From the Anzu repo, in simulation, you can run the following command to launch the wave policy:
```bash
bazel run //intuitive/visuomotor:demonstrate -- \
--config_file `pwd`/lbm_eval/scenarios/3_cabot_breakfast/put_cup_in_center_of_table.yaml \ --scenario GrpcServerToSim \
--demonstration_indices 1000:1005 \
--t_max 10.0 \
--save_dir=/tmp/lbm/rollouts/ \
--summary_dir=/tmp/lbm/rollouts/
```

Key behavior:
- Starts a gRPC server defined in
  `packages/grpc-workspace/src/grpc_workspace/wave_around_policy_server.py`.
- Streams sinusoidal joint poses to connected clients until interrupted.

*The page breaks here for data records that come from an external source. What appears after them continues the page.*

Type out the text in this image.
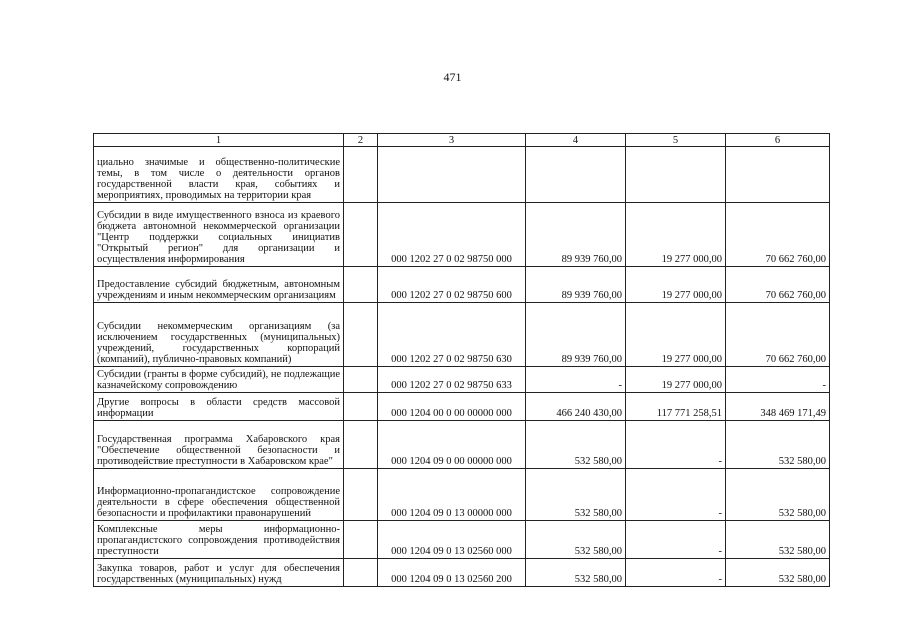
471
1	2	3	4	5	6
циально значимые и общественно-политические темы, в том числе о деятельности органов государственной власти края, событиях и мероприятиях, проводимых на территории края					
Субсидии в виде имущественного взноса из краевого бюджета автономной некоммерческой организации "Центр поддержки социальных инициатив "Открытый регион" для организации и осуществления информирования		000 1202 27 0 02 98750 000	89 939 760,00	19 277 000,00	70 662 760,00
Предоставление субсидий бюджетным, автономным учреждениям и иным некоммерческим организациям		000 1202 27 0 02 98750 600	89 939 760,00	19 277 000,00	70 662 760,00
Субсидии некоммерческим организациям (за исключением государственных (муниципальных) учреждений, государственных корпораций (компаний), публично-правовых компаний)		000 1202 27 0 02 98750 630	89 939 760,00	19 277 000,00	70 662 760,00
Субсидии (гранты в форме субсидий), не подлежащие казначейскому сопровождению		000 1202 27 0 02 98750 633	-	19 277 000,00	-
Другие вопросы в области средств массовой информации		000 1204 00 0 00 00000 000	466 240 430,00	117 771 258,51	348 469 171,49
Государственная программа Хабаровского края "Обеспечение общественной безопасности и противодействие преступности в Хабаровском крае"		000 1204 09 0 00 00000 000	532 580,00	-	532 580,00
Информационно-пропагандистское сопровождение деятельности в сфере обеспечения общественной безопасности и профилактики правонарушений		000 1204 09 0 13 00000 000	532 580,00	-	532 580,00
Комплексные меры информационно-пропагандистского сопровождения противодействия преступности		000 1204 09 0 13 02560 000	532 580,00	-	532 580,00
Закупка товаров, работ и услуг для обеспечения государственных (муниципальных) нужд		000 1204 09 0 13 02560 200	532 580,00	-	532 580,00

### Running the Inference Policy Demo

Follow these steps to download the trained policy and run the evaluation demo.

#### 1. Download the policy checkpoint (from repo root)

Download by W&B run name:
```bash
python examples/deployment/lbm_eval/download_model_from_wandb.py --run-name "<RUN_NAME>"
```
Example: `2026_01_12-21_27_03-model_diffusion_policy-lr_5e-05-bsz_1024`

Or use a W&B URL directly:
```bash
python examples/deployment/lbm_eval/download_model_from_wandb.py --run-url "https://wandb.ai/entity/project/runs/abc123"
```

To search for available runs:
```bash
python examples/deployment/lbm_eval/download_model_from_wandb.py --search "diffusion"
```

To download a specific checkpoint number (default is latest):
```bash
python examples/deployment/lbm_eval/download_model_from_wandb.py --run-name "<RUN_NAME>" --checkpoint 5
```

#### 2. Launch the inference policy service (from repo root)
```bash
bash examples/deployment/lbm_eval/launch_inference_policy.sh
```

#### 3. Run the client demo on anzu (`lbm_eval_0_5` branch) (from anzu root)
```bash
source .venv/bin/activate
touch .venv/COLCON_IGNORE
export PYTHONPATH=`pwd`/venv/lib/python3.12/site-packages:$PYTHONPATH
export ROS_LOCALHOST_ONLY=1
export RMW_IMPLEMENTATION=rmw_cyclonedds_cpp
export DISPLAY=1

CUDA_VISIBLE_DEVICES=1 xvfb-run -a bazel run //intuitive/visuomotor:demonstrate -- \
  --config_file `pwd`/intuitive/visuomotor/config/bimanual_put_red_bell_pepper_in_bin_riverway.yaml \
  --scenario GrpcServerToSim \
  --demonstration_indices 0:50 \
  --t_max 45.0 \
  --save_dir=/tmp/lbm/rollouts/ \
  --summary_dir=/tmp/lbm/rollouts/
```

The demo connects to the policy server started in step 2 and saves rollouts under `/tmp/lbm/rollouts/`.